Sicché non ci sono state le scuse: Obama, l’uomo dell’ambiguità, come ha annunciato ancora sul suolo degli States, non ha ritenuto di presentare le scuse della nazione nordamericana, al popolo del Giappone, colpito, nell’agosto 1945, dalle bombe su Hiroshima e Nagasaki. Certo, non si può non riconoscere comunque il coraggio di Obama, nel recarsi (da presidente) nella prima città martire dell’atomica, e abbracciare un sopravvissuto, fisicamente, e idealmente, tutti gli altri, che, peraltro, recano ancora nel corpo e nell’anima, le tracce indelebili di quel 6 agosto, quando dal B29 Enola Gay fu sganciata, alle ore 8,45, la bomba «Little Boy». I duecentomila di Hiroshima, a cui si aggiunsero a tre giorni di distanza, i centomila di Nagasaki (ma le cifre sono incerte), i feriti, i contaminati, i bimbi malformati, o nati con malattie genetiche, i due centri annichiliti, e l’effetto terroristico di quelle bombe, attendono da tempo di esser risarciti.

Ma è il mondo ad attendere: quel doppio evento, a ben vedere, ha avuto un peso simbolico, e un impatto storico, che sono paragonabili alla Shoa. Sono i due grandi momenti, momenti perversi, della modernità: in entrambi, la scienza, in combutta con l’industria, si è prostituita completamente, scandalosamente, al potere, anche nel suo aspetto demoniaco, che non è soltanto quello coi baffetti di Adolf Hitler, ma anche quello rassicurante, da impiegato, di Harry Truman.

Ebbene, sta proprio qui, io credo, la «colpa» di Obama: più delle mancate scuse, l’imbarazzata (ma in fondo orgogliosa) rivendicazione della decisione di usare l’arma estrema, da parte del suo predecessore a Washington. Eppure, il fatto che Obama stesso, prima di partire, abbia parlato di giudizio affidato alla storia, in qualche modo pensando di esimersi dal giudizio politico, al di là delle intenzioni del presidente, avvalora l’esiziale significato di Hiroshima.

Ci sono nella storia, date epocali, e nomi che sono simboli, che risuonano alle nostre orecchie evocando significati, anche confusi, che hanno segnato il tempo. Hiroshima come Auschwitz sono i luoghi e i nomi in cui il moderno mostra il suo fallimento, sono le prove, tragiche, di come la modernità, nella sua forma estrema, dal forno crematorio alla bomba annichilatrice, abbia prodotto macerie, non soltanto fisiche, i cui effetti si riverberano sul nostro presente.

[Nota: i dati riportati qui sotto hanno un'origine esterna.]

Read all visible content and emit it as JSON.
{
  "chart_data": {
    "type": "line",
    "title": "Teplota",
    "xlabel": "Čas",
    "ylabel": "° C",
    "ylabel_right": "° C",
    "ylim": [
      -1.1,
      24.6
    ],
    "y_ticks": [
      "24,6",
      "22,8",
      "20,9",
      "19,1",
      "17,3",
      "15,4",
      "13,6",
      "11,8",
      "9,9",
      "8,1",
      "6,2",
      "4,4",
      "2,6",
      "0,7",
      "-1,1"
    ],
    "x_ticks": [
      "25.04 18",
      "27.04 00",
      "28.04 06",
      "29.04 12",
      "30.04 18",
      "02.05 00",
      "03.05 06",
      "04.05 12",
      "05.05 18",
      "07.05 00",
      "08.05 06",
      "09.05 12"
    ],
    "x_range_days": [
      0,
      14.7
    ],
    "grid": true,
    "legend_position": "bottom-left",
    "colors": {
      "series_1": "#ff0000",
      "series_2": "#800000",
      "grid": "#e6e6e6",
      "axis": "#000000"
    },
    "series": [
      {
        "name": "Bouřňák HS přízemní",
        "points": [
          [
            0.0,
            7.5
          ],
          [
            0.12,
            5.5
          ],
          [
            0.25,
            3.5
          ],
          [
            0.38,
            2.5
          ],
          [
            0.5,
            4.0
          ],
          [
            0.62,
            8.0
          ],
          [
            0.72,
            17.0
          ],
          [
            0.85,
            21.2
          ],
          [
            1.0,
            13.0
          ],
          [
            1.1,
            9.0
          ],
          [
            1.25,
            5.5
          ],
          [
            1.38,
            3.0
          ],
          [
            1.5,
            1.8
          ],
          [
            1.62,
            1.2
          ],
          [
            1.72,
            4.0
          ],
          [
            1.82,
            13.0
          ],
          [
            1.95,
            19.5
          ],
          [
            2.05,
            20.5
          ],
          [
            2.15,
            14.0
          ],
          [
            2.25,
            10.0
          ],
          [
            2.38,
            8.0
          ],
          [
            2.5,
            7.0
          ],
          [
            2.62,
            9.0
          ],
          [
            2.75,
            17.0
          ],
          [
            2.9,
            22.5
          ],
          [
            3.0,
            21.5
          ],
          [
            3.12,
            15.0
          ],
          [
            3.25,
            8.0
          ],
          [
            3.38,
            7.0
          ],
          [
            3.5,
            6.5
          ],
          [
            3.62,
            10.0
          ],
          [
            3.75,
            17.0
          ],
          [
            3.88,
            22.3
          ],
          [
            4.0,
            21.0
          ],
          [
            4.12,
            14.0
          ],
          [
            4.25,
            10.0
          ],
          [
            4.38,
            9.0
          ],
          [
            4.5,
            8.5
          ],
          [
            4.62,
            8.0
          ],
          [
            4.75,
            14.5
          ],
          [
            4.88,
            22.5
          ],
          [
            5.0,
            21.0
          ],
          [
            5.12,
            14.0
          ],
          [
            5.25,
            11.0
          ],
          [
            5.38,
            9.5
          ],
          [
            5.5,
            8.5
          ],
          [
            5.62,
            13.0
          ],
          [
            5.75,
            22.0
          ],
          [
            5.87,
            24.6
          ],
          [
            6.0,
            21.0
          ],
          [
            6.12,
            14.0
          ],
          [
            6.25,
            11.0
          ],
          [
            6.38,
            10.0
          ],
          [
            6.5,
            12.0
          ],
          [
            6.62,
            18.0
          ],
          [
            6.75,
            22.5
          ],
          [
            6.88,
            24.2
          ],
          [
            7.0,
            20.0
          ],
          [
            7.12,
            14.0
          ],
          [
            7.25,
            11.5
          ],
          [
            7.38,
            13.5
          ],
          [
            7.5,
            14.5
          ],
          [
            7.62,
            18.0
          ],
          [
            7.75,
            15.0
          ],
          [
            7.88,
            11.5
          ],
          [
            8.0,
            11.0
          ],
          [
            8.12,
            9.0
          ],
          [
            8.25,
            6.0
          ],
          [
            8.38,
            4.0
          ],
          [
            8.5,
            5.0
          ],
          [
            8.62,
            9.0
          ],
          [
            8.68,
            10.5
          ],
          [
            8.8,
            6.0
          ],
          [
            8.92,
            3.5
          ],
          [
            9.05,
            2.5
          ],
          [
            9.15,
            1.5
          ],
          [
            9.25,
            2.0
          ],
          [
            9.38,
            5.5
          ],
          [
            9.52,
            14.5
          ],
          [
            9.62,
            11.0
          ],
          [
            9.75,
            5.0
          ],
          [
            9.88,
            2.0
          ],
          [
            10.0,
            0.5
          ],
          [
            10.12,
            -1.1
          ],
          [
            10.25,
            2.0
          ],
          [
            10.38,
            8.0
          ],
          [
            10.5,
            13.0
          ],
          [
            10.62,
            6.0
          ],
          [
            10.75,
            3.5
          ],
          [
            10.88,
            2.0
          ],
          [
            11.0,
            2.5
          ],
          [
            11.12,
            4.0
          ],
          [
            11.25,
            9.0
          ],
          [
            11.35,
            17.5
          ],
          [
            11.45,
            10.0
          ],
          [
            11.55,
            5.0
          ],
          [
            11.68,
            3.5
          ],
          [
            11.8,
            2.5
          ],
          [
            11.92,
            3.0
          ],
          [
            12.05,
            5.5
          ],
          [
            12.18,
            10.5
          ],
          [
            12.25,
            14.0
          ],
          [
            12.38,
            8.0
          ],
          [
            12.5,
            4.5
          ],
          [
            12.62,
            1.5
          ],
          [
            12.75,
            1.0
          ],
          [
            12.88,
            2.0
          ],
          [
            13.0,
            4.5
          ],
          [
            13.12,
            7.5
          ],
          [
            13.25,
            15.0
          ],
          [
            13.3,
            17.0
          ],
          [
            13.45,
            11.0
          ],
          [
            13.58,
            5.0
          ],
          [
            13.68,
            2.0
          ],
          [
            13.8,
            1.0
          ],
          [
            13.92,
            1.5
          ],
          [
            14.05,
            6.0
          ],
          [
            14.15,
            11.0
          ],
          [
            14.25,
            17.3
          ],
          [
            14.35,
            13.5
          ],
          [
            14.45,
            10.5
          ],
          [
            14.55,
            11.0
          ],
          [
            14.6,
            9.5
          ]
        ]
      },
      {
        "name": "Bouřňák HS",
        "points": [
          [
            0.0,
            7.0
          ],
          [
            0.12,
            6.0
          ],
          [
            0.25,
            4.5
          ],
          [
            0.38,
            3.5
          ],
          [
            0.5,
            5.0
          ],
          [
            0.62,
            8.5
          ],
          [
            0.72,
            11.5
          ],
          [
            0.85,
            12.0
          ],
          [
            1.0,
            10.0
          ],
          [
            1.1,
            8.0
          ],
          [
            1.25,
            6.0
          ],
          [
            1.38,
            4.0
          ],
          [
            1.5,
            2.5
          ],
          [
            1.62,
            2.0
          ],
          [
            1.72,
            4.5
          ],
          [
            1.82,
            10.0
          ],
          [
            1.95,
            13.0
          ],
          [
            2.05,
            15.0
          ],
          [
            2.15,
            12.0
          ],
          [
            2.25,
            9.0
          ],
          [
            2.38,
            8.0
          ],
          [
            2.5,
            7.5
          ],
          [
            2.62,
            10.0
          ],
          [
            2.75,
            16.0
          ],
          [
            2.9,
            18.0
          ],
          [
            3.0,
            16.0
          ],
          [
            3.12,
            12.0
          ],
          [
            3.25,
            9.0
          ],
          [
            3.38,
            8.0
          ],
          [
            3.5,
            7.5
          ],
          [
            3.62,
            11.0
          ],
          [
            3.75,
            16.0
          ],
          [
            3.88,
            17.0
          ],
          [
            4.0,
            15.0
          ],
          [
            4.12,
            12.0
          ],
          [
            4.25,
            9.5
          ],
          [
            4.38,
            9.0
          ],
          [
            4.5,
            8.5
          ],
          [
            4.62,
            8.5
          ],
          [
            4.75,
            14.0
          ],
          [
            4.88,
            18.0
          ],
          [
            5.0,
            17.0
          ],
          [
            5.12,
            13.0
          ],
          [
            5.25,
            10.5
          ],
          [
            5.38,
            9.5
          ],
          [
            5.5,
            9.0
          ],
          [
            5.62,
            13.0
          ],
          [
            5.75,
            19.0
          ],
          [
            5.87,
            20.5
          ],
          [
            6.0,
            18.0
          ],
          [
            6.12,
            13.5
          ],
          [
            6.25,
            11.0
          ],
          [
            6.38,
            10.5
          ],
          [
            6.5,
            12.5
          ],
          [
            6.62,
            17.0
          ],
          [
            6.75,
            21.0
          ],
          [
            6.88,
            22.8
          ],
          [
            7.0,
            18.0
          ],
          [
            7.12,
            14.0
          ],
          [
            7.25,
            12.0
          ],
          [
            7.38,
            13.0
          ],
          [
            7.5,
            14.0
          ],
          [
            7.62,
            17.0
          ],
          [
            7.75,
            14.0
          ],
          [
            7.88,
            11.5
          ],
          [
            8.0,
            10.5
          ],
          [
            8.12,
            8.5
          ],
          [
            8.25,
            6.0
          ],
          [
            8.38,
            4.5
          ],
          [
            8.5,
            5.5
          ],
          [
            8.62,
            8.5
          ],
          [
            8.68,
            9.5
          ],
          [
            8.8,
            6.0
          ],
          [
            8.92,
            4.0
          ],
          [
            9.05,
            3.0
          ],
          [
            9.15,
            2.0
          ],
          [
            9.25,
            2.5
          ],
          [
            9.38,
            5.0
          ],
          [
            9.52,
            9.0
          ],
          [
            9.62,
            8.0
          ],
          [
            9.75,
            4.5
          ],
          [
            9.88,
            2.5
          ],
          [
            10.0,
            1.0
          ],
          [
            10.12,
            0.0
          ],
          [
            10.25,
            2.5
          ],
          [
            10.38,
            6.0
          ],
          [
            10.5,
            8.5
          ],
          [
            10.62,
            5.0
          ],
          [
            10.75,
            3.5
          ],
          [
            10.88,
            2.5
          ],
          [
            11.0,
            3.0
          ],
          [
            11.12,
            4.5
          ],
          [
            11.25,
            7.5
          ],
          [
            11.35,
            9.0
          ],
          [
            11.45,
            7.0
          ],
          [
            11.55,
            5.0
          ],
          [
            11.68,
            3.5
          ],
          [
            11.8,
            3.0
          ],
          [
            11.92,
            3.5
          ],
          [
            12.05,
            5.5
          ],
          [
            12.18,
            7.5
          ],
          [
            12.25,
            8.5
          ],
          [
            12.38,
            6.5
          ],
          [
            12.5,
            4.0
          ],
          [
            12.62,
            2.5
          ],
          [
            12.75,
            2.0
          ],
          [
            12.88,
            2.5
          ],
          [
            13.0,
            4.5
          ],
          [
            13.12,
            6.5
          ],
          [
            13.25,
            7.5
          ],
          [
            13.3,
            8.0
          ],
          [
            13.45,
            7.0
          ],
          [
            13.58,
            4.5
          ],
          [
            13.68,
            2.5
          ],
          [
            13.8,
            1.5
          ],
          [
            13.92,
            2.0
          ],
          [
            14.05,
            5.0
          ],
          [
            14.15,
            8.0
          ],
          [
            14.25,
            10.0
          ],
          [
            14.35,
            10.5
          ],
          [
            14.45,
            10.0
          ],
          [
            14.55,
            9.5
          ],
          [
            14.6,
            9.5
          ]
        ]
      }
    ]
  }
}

Se ne rese conto, dolorosamente, Claude Eatherly, che finì ricoverato in manicomio, e poté poi in qualche modo dare sfogo alla propria frustrazione nel bellissimo carteggio con il filosofo tedesco Günther Anders. Chissà se Obama lo ha letto, ma penso di no, altrimenti avrebbe forse saputo trovare parole più alte e significative di quelle affidate ad un balbettio sul suolo martoriato di Hiroshima.

E anche la frase nobile che invita a cambiare il modo di pensare rispetto alla guerra, e in particolare alla guerra totale, quella che si è manifestata nell’arma estrema della bomba atomica, quella frase suona a dir poco bizzarra sulle labbra di un uomo che, non differenziandosi, su questo piano, dai suoi predecessori, se non in una nutrita serie di buone intenzioni, è stato un presidente di guerra. A dispetto di quel grottesco Nobel per la pace, che improvvidamente gli fu assegnato agli esordi del suo primo mandato.

Se dobbiamo prendere sul serio l’invito di Obama, allora chiudiamo la mai cessata corsa agli armamenti, ivi compresi quelli non più «semplicemente» atomici, ma termonucleari, con il loro malefico corredo di altre armi di distruzione di massa, che, guarda caso, giacciono, soprattutto, negli arsenali degli Usa e della Nato, Italia compresa. Se dobbiamo «pensare una storia diversa», come ci invita a fare il primo presidente afroamericano, allora bisogna innanzi tutto che gli Usa smettano il ruolo di gendarme del mondo.